Als Eva und Adam den Apfel aßen, überkam sie Erkenntnis. Mit einem Mal konnten sie Gut und Böse unterscheiden. Das war mächtig und verführerisch und wurde völlig unerwartet sehr schnell zum Problem. Denn mit dieser Gabe emanzipierten sie sich von ihrem Schöpfer und sie mussten anfangen, selbst Entscheidungen zu fällen. In kürzester Zeit erkannten sie, wie sehr sie das belastete. Der Zweifel zog ein, Scham überkam sie und sie fingen an, sich zu schützen. Damit ging dann das ganze biblische Gemetzel los.

Was sonst vorher das Paradies ausmachte, steht nicht geschrieben. Außer, dass sie keine Scham kannten. Gefühlt war es das pure, sinnfreie Sein. Ziemlich sicher ist, dass sie der körperlichen Liebe nachgingen, der Auftrag der Fruchtbarkeit spricht ebenso dafür wie die Formulierung, dass Gott Adam Eva als Frau zuführte. Was also im Paradies so alles geschah, ohne jede Scham, mag sich jeder selbst vorstellen.

Die Geschichte von Adam und Eva enthält noch viel mehr tiefgründige Erkenntnis. Offenkundig hatte Gott zunächst eine Art Puppenhaus im Sinn. Eine geschlossene, heile, konfliktfreie Welt. Warum er den Baum der Erkenntnis mit hineinsetzte, ist nirgendwo erklärt. Es ist zu vermuten, er fand, die Puppenwelt sei ohne ein solches Risiko belanglos. Um sich jedoch abzusichern, sprach er das erste Verbot aus: Die beiden durften nicht vom Apfelbaum essen.

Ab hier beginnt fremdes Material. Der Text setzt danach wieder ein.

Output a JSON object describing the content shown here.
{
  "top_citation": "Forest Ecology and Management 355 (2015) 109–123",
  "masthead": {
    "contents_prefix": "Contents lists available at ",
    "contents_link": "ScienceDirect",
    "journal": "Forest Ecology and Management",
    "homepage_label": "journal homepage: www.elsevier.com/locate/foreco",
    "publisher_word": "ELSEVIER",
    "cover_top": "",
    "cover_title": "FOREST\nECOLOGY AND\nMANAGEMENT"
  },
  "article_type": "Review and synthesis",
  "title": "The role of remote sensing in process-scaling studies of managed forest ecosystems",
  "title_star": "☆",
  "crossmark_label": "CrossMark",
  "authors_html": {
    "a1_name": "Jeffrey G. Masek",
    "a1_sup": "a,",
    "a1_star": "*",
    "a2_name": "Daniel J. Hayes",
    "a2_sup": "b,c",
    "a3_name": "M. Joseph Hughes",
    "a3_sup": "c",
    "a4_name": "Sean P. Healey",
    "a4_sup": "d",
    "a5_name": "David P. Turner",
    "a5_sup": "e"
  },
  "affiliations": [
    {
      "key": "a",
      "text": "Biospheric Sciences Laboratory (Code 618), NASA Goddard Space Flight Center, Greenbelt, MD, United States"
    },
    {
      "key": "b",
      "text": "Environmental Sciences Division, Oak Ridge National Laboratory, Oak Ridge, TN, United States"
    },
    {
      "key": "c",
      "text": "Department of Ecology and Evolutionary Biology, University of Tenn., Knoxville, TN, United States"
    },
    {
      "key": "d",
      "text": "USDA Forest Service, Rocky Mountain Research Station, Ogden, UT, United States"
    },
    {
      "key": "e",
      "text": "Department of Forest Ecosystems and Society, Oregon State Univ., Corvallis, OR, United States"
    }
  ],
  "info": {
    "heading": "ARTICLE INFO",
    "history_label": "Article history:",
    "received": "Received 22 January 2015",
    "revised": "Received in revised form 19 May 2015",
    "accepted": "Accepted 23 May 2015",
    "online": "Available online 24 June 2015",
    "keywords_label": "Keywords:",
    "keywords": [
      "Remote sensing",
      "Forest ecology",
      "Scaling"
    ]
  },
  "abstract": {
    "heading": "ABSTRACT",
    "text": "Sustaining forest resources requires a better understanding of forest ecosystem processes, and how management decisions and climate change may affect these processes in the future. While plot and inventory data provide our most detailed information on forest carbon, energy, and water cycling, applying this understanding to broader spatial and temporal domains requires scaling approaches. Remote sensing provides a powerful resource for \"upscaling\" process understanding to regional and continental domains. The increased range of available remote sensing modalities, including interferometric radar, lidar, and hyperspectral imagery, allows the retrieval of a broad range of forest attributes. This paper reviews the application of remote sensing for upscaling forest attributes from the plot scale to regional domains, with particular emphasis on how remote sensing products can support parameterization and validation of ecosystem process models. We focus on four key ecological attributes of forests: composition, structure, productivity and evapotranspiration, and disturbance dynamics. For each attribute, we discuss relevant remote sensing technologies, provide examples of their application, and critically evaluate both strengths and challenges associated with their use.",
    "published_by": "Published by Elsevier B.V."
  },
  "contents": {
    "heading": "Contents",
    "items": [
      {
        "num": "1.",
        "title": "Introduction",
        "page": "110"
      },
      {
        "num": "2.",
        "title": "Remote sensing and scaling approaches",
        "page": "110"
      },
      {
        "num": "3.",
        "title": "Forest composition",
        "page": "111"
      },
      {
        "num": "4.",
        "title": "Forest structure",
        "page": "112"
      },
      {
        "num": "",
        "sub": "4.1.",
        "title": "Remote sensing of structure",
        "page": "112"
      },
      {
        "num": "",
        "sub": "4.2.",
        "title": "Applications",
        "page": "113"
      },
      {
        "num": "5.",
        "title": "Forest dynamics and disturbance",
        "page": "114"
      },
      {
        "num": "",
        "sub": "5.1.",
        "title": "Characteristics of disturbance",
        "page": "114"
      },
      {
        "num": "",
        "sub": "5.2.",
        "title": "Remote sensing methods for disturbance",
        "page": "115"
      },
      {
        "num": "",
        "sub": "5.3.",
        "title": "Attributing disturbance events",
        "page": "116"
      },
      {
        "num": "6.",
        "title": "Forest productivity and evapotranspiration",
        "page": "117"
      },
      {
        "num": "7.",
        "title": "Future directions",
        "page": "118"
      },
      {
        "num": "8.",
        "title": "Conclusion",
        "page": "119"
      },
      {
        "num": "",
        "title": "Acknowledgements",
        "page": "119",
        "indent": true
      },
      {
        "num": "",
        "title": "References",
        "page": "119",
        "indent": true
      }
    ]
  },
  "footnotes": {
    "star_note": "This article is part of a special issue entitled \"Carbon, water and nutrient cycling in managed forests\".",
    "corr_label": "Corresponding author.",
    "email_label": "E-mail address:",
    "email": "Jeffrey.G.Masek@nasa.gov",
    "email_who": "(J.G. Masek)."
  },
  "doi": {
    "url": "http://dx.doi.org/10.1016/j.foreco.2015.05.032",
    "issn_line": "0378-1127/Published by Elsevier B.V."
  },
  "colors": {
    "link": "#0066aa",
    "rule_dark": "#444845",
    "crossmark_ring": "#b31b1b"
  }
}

Das war widernatürlich. Das Verbot, das Gott gesetzt hatte, war ein reiner Machtanspruch. <Ich, Gott, schaffe Euch etwas an und Ihr habt nicht zu fragen, warum, sondern Euch einfach daran zu halten.>

Eine Frechheit. Eva hatte völlig Recht, sich zu widersetzen. Und dann kam alles ganz anders, als Gott es sich mit den Menschen vorgestellt hatte. Das Leben begann. Das sich Herumschlagen mit der Erkenntnis und ihren Lasten. Die Hybris, das Zweifeln, das Entwickeln von Ideen und das Anfeinden von Ideen. Die Puppenhausidylle verwandelte sich in ewiges Probieren, in Liebe und Gewalt, Hoffnung und Verderben.

Aus dem geschlossenen Raum des Paradieses wurde ein offenes Universum, in dem stets alles anders kommt, als erwartet. Warum es so ist, das scheinbar jede Handlung zum Gegenteil dessen führt, was sie bewirken sollte, das erklärt die Gegenteilstheorie - und dass das gar nicht so schlimm ist, davon handelt dieses Buch.